As soon as I drew this card the phrase “stop being so defensive” hit me. Of course that is relatively par for the course for me. I can be hyper-sensitive to certain things and become overly defensive. Especially if I feel unfairly attacked – for example for being brutally honest. The Druidcraft 7 of Wands shows a young male leaning over a stone wall ready to engage in combat whoever possesses the 7 spears poking up towards him. Of course they’re not actually aimed at him or in any sort of battle-ready positions but the young man’s enthusiasm for his task and readiness to engage is palpable. And that can certainly describe me when I have a tasty morsel in my sites. There are days when I love nothing more than a good battle – not necessarily a physical confrontation but a battle of wills or even an excited and well-argued debate.

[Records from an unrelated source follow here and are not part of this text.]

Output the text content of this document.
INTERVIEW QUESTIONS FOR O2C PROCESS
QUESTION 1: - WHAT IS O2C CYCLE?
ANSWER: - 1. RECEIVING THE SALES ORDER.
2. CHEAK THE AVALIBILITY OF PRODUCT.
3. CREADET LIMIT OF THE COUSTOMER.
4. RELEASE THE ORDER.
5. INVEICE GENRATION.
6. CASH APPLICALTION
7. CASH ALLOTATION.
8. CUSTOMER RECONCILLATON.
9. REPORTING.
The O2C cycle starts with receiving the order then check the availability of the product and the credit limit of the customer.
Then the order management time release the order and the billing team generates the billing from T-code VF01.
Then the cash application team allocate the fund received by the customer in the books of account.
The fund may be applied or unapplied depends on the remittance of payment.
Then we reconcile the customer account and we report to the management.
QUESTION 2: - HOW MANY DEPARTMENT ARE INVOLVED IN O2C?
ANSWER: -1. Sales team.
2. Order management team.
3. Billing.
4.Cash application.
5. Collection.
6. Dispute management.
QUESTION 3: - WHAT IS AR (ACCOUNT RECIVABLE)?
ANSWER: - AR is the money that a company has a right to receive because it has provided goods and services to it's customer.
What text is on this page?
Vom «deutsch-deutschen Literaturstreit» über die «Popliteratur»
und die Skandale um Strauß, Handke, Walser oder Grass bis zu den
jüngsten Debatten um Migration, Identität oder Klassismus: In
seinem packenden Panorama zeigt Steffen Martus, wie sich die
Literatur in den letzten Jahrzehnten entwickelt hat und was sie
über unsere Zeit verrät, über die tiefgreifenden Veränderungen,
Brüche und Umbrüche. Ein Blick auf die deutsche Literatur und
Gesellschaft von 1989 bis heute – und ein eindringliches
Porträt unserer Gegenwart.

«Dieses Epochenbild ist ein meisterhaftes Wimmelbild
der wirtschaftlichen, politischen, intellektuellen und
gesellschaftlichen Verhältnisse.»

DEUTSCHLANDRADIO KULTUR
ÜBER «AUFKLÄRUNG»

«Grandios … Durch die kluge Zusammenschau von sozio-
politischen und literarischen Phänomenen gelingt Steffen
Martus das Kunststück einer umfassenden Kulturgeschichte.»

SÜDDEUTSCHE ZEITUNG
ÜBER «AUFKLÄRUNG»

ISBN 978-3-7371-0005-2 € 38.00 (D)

The 7 of Bows from the Wildwood Tarot offers a different take on this card. In this image 6 staves lean against a tree trunk, a bow lays on the ground nearby and an ax is resting against a log. In the distance we see a campfire burning, it’s smoke spiraling up into the air. No humans are visible in this card and its keyword is clearance. Maybe the battle is over and I’ve cleared all the potential invaders away. Or maybe what I’ve done is cleared away those that might prove to be friends and helpful in the future. That’s the risk one takes when one is perpetually ready for battle and consistently defensive. And of course at the basis of this battle-ready status is fear – fear of being hurt, fear of looking foolish, fear of not being perfect. Letting people get close to you means you have to let them see your flaws. And if they see you with all your strengths and flaws, they might not like you any more. At least that was my experience. Of course I also have a talent for making strengths into flaws. Who wants to be friends with a know-it-all who does well in school. ACK!
Another aspect of this card for me right now is the understanding that I am engage in helping my hubby stave off the inevitable. We both know that his mother and brother are reaching a point where we will no longer be able to care for them at home. The idea of being forced to institutionalize them is breaking his heart and his spirit. He is worn down from caring for them but can’t give up that struggle. His desire is to allow his mother to stay at home for as long as she’s got left. Separating her and his brother is probably not in either’s best interests but I don’t know if there is any alternative. I doubt there is a place that could accommodate both of them.
Many years ago I remember reading a comic book in which a caped figure with a top hat (I can’t remember the character anymore), showed somewhat the memories his mother was using to fight off death a little longer. The mother was on life support and the son had to make the decision to pull the plug. I remember as a child thinking that wasn’t fair because there was no way to know what the mother was thinking and that she was going to die eventually anyway. I also thought it was a dose of guilt that the grieving son did not need. I detest guilt trips, even when they’re in comic book form. I still feel that way. This card reminds me of that story. If this were my decision I don’t know if this would be my choice. But it is my hubby’s mother and I respect and honor his decision. It’s heart wrenching. And as long as I can help him fight off that eventual day, I’ll do my best.
Several years back during a Rachel Pollack workshop, I drew this card in response to the question “What is my relationship style” and it was so true I had to laugh out loud. Anyone who was ever interested in a romantic relationship with me had quite a fight on their hands. I wasn’t letting them get passed my defenses without being sure they were worthy. I also know myself well enough to know that if I think I’ve got the bull on someone or can dominate them, I will. I have often described my family as a pack of wolves looking for the soft underbelly to rend. We’re not really that bad (although we have our moments), but we definitely can be rough to deal with. For a variety of reasons, we learned not to show weakness or softness. Those could prove very, very dangerous. So we became fighters. The problem is that even when it’s safe to lay down our arms, we are very slow to do so. That doesn’t make us very easy to deal with on an emotional level.
As for “clearance” – that can mean so many things. Right now one of the things I’ve been working on is clearing out those inner demons that taunt and haunt me for a variety of reasons. I recently finished James Wells’ marvelous Tarot for Manifestation and I’ve been inspired to start being more active in pursuing my desires. Instead of staking a claim and defending it even passed it’s expiration date, I need to start being more daring and explore new territory. I had an epiphany on Saturday while doing Tarot readings at a fair – I’m a good reader. My reading style might not be to everyone’s taste but that is just the nature of the world. Not everyone likes chocolate (although that is genuinely beyond my comprehension) and not everyone will like how I interpret Tarot cards and convey the message to them. That doesn’t make me bad or wrong, simply different. That was a liberating feeling to have. And I need to do more liberating. I need to liberate myself from all these feelings of defensiveness. That’s what needs to be cleared away. I’m feeling pretty energized and inspired right now.